Поэтому для меня нет вопроса в том, хороший человек Стрелков или плохой, заслуживает он наказания или не заслуживает.  Первое: он реально участвовал в абсолютно незаконной диверсионно-террористической деятельности другого государства. Да, он выполнял приказ, но это был преступный приказ. И выполнение преступных приказов не освобождает от наказания. В дальнейшем он оправдывал эту диверсионно-террористическую деятельность и призывал к ее продолжению. Это тоже  требует своей правовой оценки. Но по обвинению в критике власти и фейках о Российской армии, его судить нельзя. Поэтому в этой части он да, политический заключенный. Не потому, что он хороший, не потому, что его оправдывают, а потому что это для него показатель неправосудности системы. То есть его судят по фальшивым обвинениям, по сути, полностью все система российского суда сегодня неправосудна, поскольку у нас нет независимого суда. В этом смысле да, его судят за то, что два клана не поделили между собой власть. Его судят за то, что они не разобрались друг с другом, он представляет для них угрозу. Но его не судят за то, за что его надо судить. Поэтому он политический заключенный. Просто не каждый политический заключенный заслуживает того, чтобы он имел свободу. То есть его надо реабилитировать по этим обвинениям и предъявить ему другие. Вот, в чем вопрос.

Л.АНИКИНА: Есть позиция «Мемориала» в лице Александра Черкасова. Есть позиция ряда других публичных лиц. Буквально перед вами я говорили с Борисом Вишневским. И, в общем, какая аргументация у людей, придерживающихся другой точки зрения: Во-первых, он совершил слишком много преступлений, во-вторых, он не выступал против Путина, он сидит не за это…

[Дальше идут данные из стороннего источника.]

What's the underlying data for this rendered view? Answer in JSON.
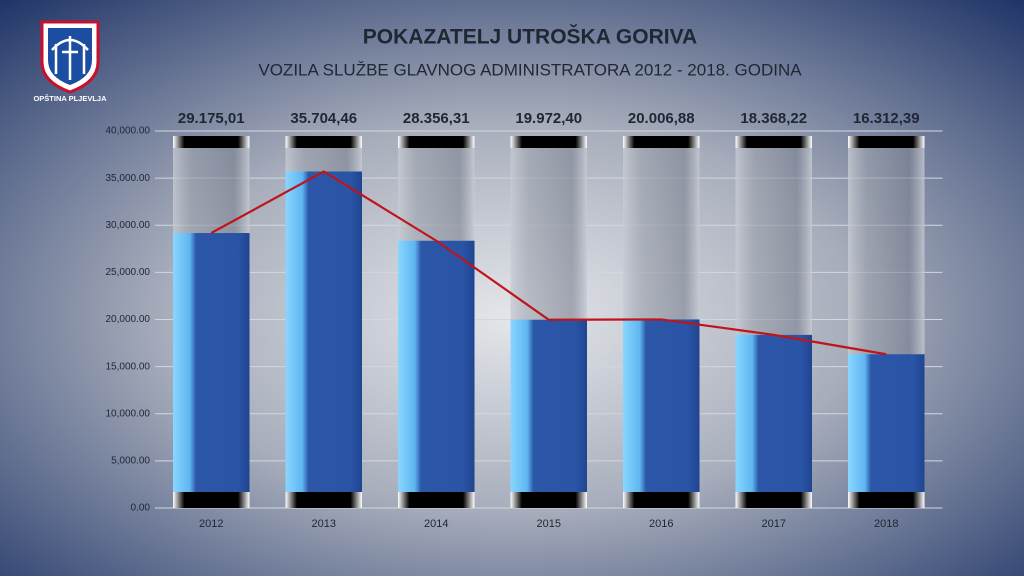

В.ПАСТУХОВ: Есть разное понимание, что такое либерализм. И, наверное, со всеми этими людьми оно у меня просто другое. Я отношусь к людям той старой закалки. Если не ошибаюсь, это слова Вольтера — кто-то из слушателей меня поправит, — что «мне ненавистны ваши убеждения, но я готов отдать жизнь за то, чтобы вы имели право их высказывать».  Мне плевать, хороший он человек, плохой. Меня интересует, чтобы Россия была страной действующего правосудия, права, работающих институтов.

В данном случае речь идет о том, что по ложному обвинению человека за политические убеждения, которые мне ненавистны, арестовывают  неправосудным судом, не предоставив ему по этим обвинениям возможности оправдаться. Меня не интересуют качества этого человека, плохой он или хороший, не интересует  ничего, кроме того, что это неправосудное решение. Этот человек находится там за свои убеждения. И я уважаю при этом право Черкасова, Вишневского и всех остальных либералов 90-х годов придерживаться свой точки зрения.

Но, может быть, мы оказались в том положении,  в котором мы оказались, потому что, наверное, с 90-х годов они приблизительно так рассматривали либерализм. Да, я знаю, что точка зрения существует. У нее есть свои аргументы. У меня другие аргументы. И я не настаиваю на том, что моя позиция — истина в последней инстанции, но для человека с профессиональным юридическим образованием это единственно возможная позиция.

Л.АНИКИНА: Давайте поговорим о губернаторских армиях, которые будут создаваться теперь в России и с юридической точки зрения и с аналитической: к чему может привести создание отдельных воинских подразделений в регионах, которые будут подчиняться, видимо, именно губернаторам?

В.ПАСТУХОВ: Мне, с одной стороны, понятна логика этого решения. У него два отправных пункта. Главный основной пункт — это то, что произошло в Белгородской области. То есть мы, по сути, возрождаем что-то вроде института казачества.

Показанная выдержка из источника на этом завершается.